FLOTSAM & JETSAM: Virtue and power

Thursday, April 22, 2021

Virtue and power

 Sam Smith – I’ve just finished reading some books and watching documentaries on a bunch of public figures I have long admired including Franklin Roosevelt and his wife, Winston Churchill, Jack Kennedy, and Ernest Hemingway. The net result is a somewhat lower opinion of them based on their private rather than public actions -  yes, even Eleanor Roosevelt ignored her marriage for a lesbian affair. And, of course, Hemingway was the worst of all, something nobody told me when I was learning how to write in high school thanks in part to him.

On the other hand, I also realized that this inconsistent relationship between virtue and power was not a new experience for me. After all I had long noted that Lyndon Johnson got more good legislation passed than any president other than FDR but you wouldn’t want him anywhere near your daughter. And I had early learned in places like Philadelphia and Boston as well as covering Capitol Hill as a young radio reporter that bad guys could do good things and vice versa.

It turns out that back in 2013 a group of psychologists rated our presidents by their narcissism and at the top of the list was LBJ with FDR in 4th place, Jack Kennedy in 5th with true modern con men Nixon and Clinton only coming in 6th & 7th. In short, back then, love of power did not have to kill virtue.

I believe that television, social media and public relations has changed all that as the perpetual liar Donald Trump well demonstrated. You don’t have to do anything real to gain power, the later crowd – beginning with Nixon - was learning. Fiction would do the job. Before these major tools of deception were handy, virtue was a useful way to help get you to the top. Now you just need to create an image of it.

But there’s still a little hope. Longtime pol Joe Biden, like his increasingly long ago predecessors, is looking for popular virtue and running with it. This is about the best we have ever gotten from a president and perhaps is so rare these days that many do not recognize it.

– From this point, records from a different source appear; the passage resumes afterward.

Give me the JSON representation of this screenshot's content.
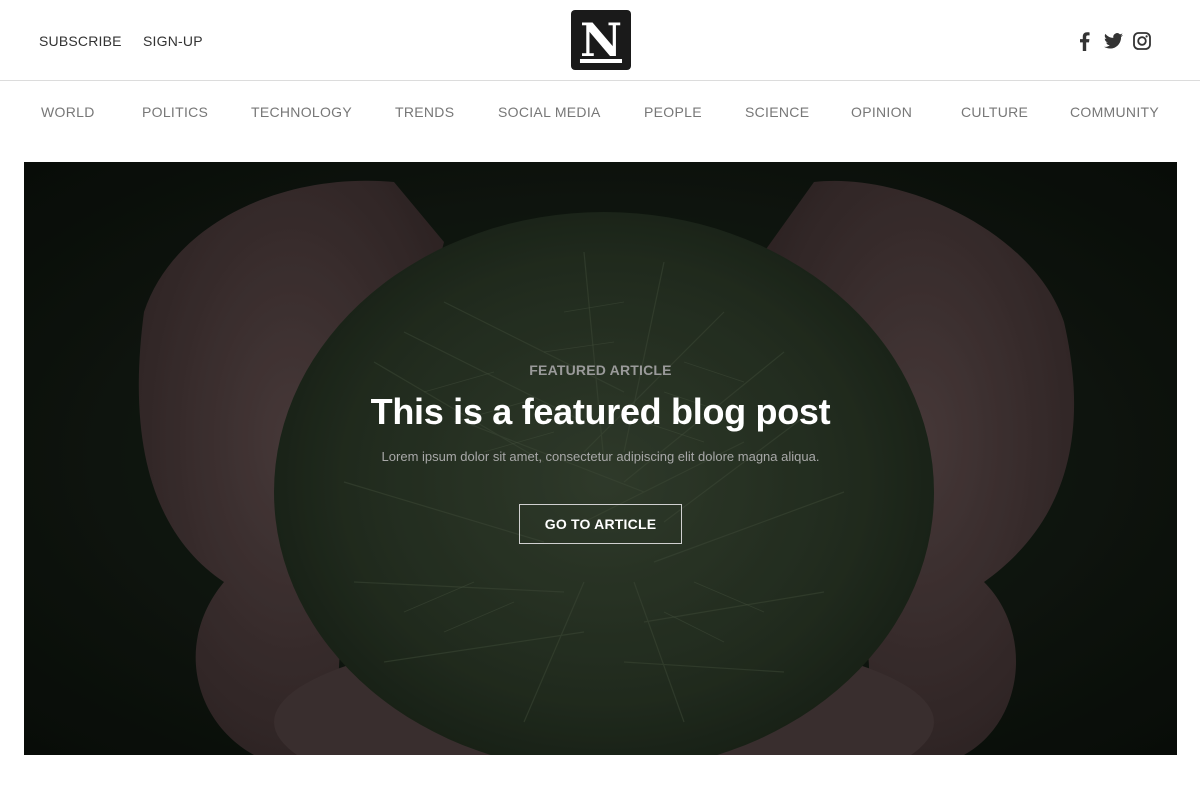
{
  "header": {
    "subscribe_label": "SUBSCRIBE",
    "signup_label": "SIGN-UP",
    "logo_letter": "N",
    "social": [
      {
        "name": "facebook-icon"
      },
      {
        "name": "twitter-icon"
      },
      {
        "name": "instagram-icon"
      }
    ]
  },
  "nav": {
    "categories": [
      {
        "label": "WORLD"
      },
      {
        "label": "POLITICS"
      },
      {
        "label": "TECHNOLOGY"
      },
      {
        "label": "TRENDS"
      },
      {
        "label": "SOCIAL MEDIA"
      },
      {
        "label": "PEOPLE"
      },
      {
        "label": "SCIENCE"
      },
      {
        "label": "OPINION"
      },
      {
        "label": "CULTURE"
      },
      {
        "label": "COMMUNITY"
      }
    ]
  },
  "hero": {
    "kicker": "FEATURED ARTICLE",
    "title": "This is a featured blog post",
    "description": "Lorem ipsum dolor sit amet, consectetur adipiscing elit dolore magna aliqua.",
    "button_label": "GO TO ARTICLE"
  },
  "colors": {
    "text_dark": "#333333",
    "nav_text": "#777777",
    "logo_bg": "#1a1a1a",
    "divider": "#dcdcdc"
  }
}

So where do you look for real virtue?  At the opposite end of society. As I’ve argued before, change comes from the bottom. The top merely chooses that which will help their status the most. Consider the civil rights, labor union, anti-war and environmental movements as prime examples.

But we tend to demand more of our leaders than they will ever provide. The trick is to become so powerful they have no other choice in order to retain power.

Which is one reason I have urged blacks, latinos and white lower paid white workers to discover their common economic interest and organize around it. After all, there are almost twice as many poor whites as there are poor blacks.. A revival of labor unions would be the sort of thing that the most narcissistic liberal Democratic president would join in support. Just like LBJ and FDR. We need to reteach our politicians that virtue can add to power.